Le rapport Reda n'est composé que d'exceptions : à force de « trous », le droit d'auteur ressemblerait à un gruyère ! À Bruxelles, le bureau des droits d'auteur a été déplacé au sein de la direction générale (DG) Connect, c'est-à-dire avec le numérique, ce qui signifie que les « tuyaux » deviennent plus importants que les contenus. Les exceptions risquent de se multiplier car certaines sont réclamées par d'autres directions générales, au-delà de celle qui gère les droits d'auteur. Il y aura donc des exceptions sur le data mining, sur les bibliothèques, sur le user generated content (UGC) et sur les oeuvres transformatrices. Le CLSPA estime que l'Europe ne doit pas adopter un système d'exception à l'américaine, de type fair use.

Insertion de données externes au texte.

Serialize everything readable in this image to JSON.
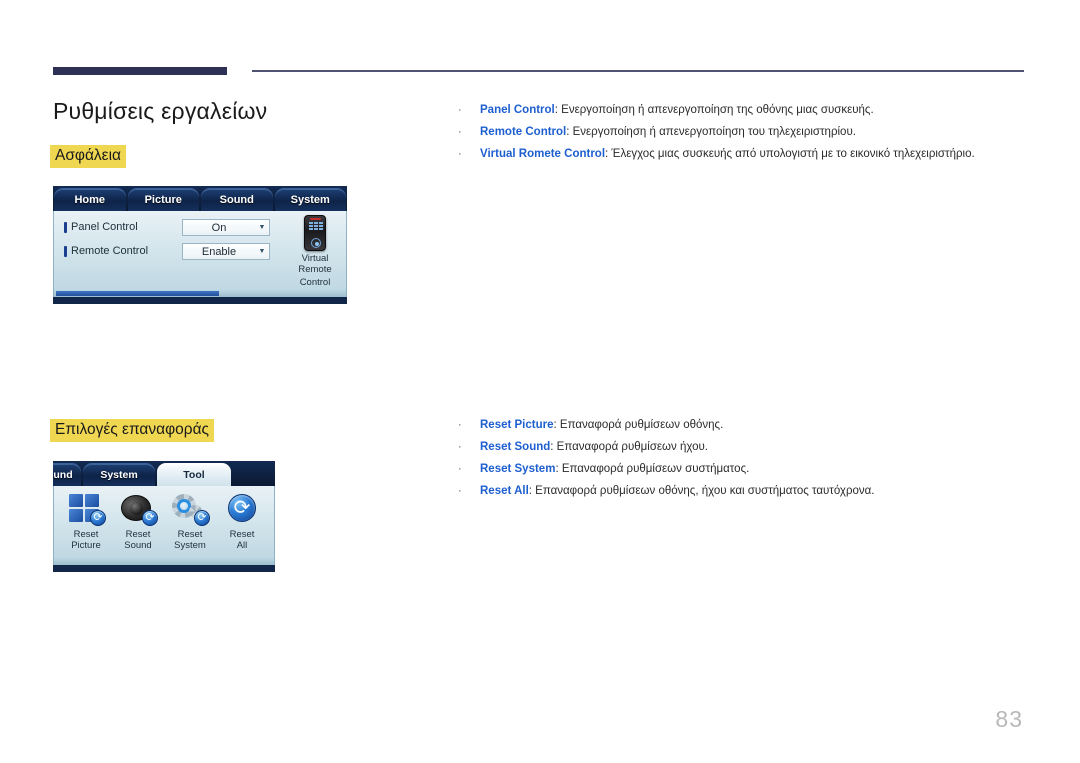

Il existe deux systèmes d'exceptions dans le monde : en Europe, le législateur fixe des exceptions qui figurent dans une liste limitative. Le système américain, lui, préfère un examen des nouveaux usages sur le marché économique afin de déterminer s'ils concurrencent les modes normaux d'exploitation. A posteriori, le juge décide si l'usage est licite ou pas. Dans ce système, la prévisibilité n'existe pas et il faut des moyens considérables pour payer les meilleurs avocats qui vont plaider jusque devant la Cour suprême. Faudra-t-il attendre que la Cour de justice de l'Union européenne ait dit si l'usage de tel mode d'expression est fair use dans tel État membre ? Ce système ne correspond ni à notre mentalité juridique, ni à l'approche économique de notre marché.

Les Britanniques étaient jusqu'à un passé récent plutôt favorables au fair use, mais le Premier ministre a changé d'avis, il y a un an. Désormais, seuls les Pays-Bas, point d'entrée des lobbys américains, défendent ce concept. Bien sûr, Google milite pour le fair use, estimant que ses moteurs de recherche ne méconnaissent pas le droit d'auteur.

La question est de savoir s'il faut créer de nouvelles exceptions ou rendre obligatoires les vingt facultatives de la directive de 2001. Ainsi, il existe, en Italie, une exception au profit des fanfares militaires ; nul besoin de l'imposer aux Vingt-huit. Pourtant, il est aujourd'hui question de rendre des exceptions obligatoires. Encore faudrait-il vérifier leur nécessité absolue, notamment au niveau transfrontalier.